Lo ideal en toda película de carretera es que esos personajes que comenzaron el viaje sean distintos a los que lo terminaron, es decir, transformados sicológica o emocionalmente, con una visión diferente de la vida por todo lo que les ocurrió o por las personas que conocieron en el viaje. Esta película, que desde el título no quiere dejar duda del tipo de relato que es, en esencia desatiende esta característica que define a este género, la del viaje transformador. Y es que a su regreso, los tres protagonistas, más que transformados, parecen apenas decepcionados y con el ánimo bajo por no haber podido lograr sus objetivos inmediatos.

Es cierto también que las películas de carretera están motivadas porque sus protagonistas buscan y/o huyen de algo. En esta historia la búsqueda va por vía del reencuentro del amor que Lucas tiene como propósito, mientras que la huída corre por cuenta de Julián, su amigo escritor, quien aunque no viaja, quiere escapar del caos y la brutalidad del mundo que lo rodea.

Estos dos personajes y sus propósitos son los que marcan el ritmo y la lógica de la historia, pues el relato propone el contrapunto entre el viaje de Lucas y los dos personajes estacionarios, principalmente el escritor y, en menor medida, la mujer buscada. De esta manera, la película consigue una permanente dinámica en la que siempre están pasando cosas (cuando se trata del viaje) o siempre nos está diciendo algo (sobre todo cuando habla el escritor). Naturalmente hay una lógica conexión entre ambas partes, una visión nada optimista de la vida y del país, donde todo está mal o en decadencia, donde todo cae (hasta los ángeles), más aún en la conflictiva realidad de Colombia o también caen las expectativas de un hombre enamorado o de un escritor desencantado.

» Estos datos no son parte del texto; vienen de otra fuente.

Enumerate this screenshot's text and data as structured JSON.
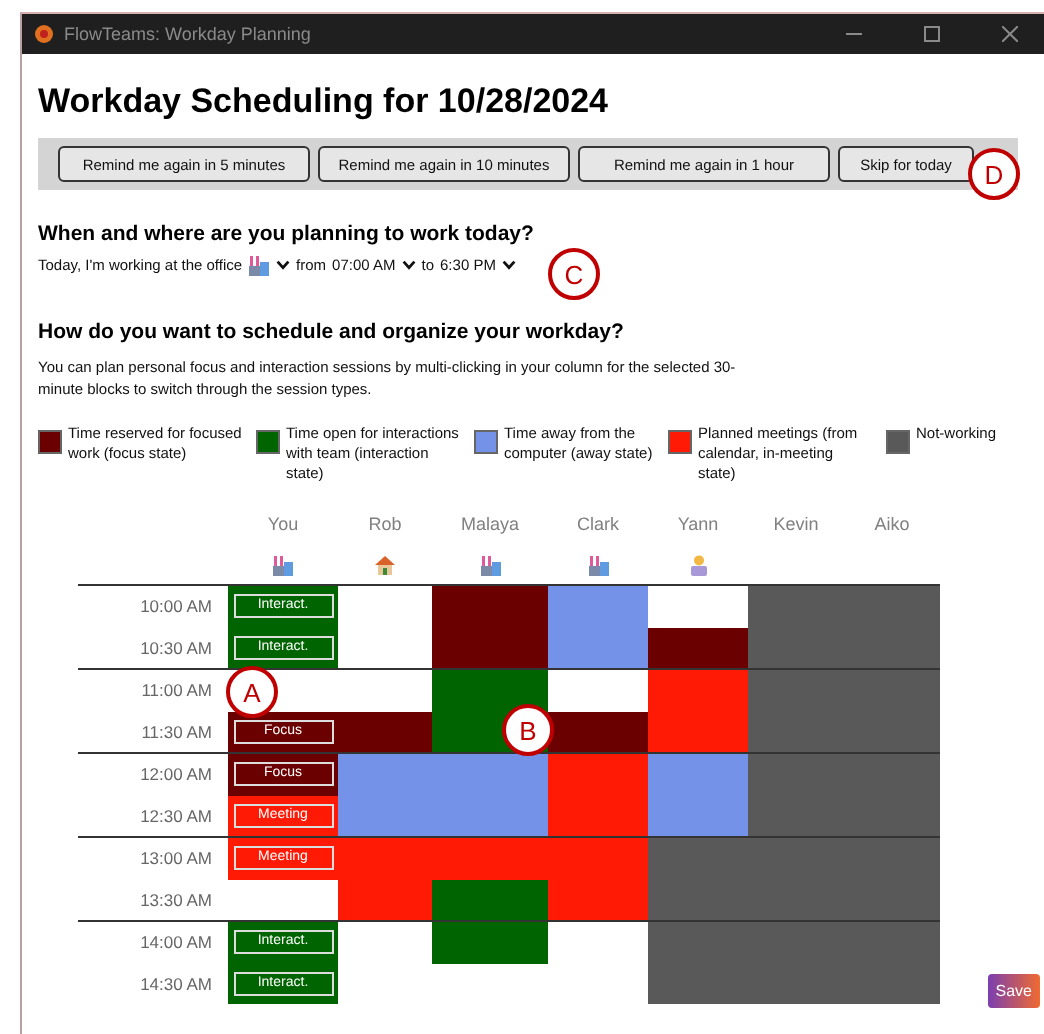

Pero a pesar de los prometedores elementos con que está planteada esta historia, la película en cierta forma también cae. Que sus personajes no se transformen luego del viaje, ya es un indicio de ello, pero también lo es la presencia de algunos recursos que se antojan repetidos o infortunados. El más visible es el personaje del escritor, quien bien podría verse como el que hace las veces de coro griego que comenta la acción, es decir, el viaje de su amigo, consiguiendo así el mencionado contrapunto.

Aunque, por otra parte, podría verse también como un recurso harto recurrente en incontables filmes, como en la película En coma (Juan David Restrepo, Henry Rivero, 2010), por solo mencionar el más reciente referente y la más parecida en la forma en que se presenta. Pero tal vez lo menos afortunado de este recurso del escritor es que toda esa visualidad y cinética que puede tener una película de carretera, es descompensada con el lastre de un soliloquio que tiene más vena literaria que cinematográfica.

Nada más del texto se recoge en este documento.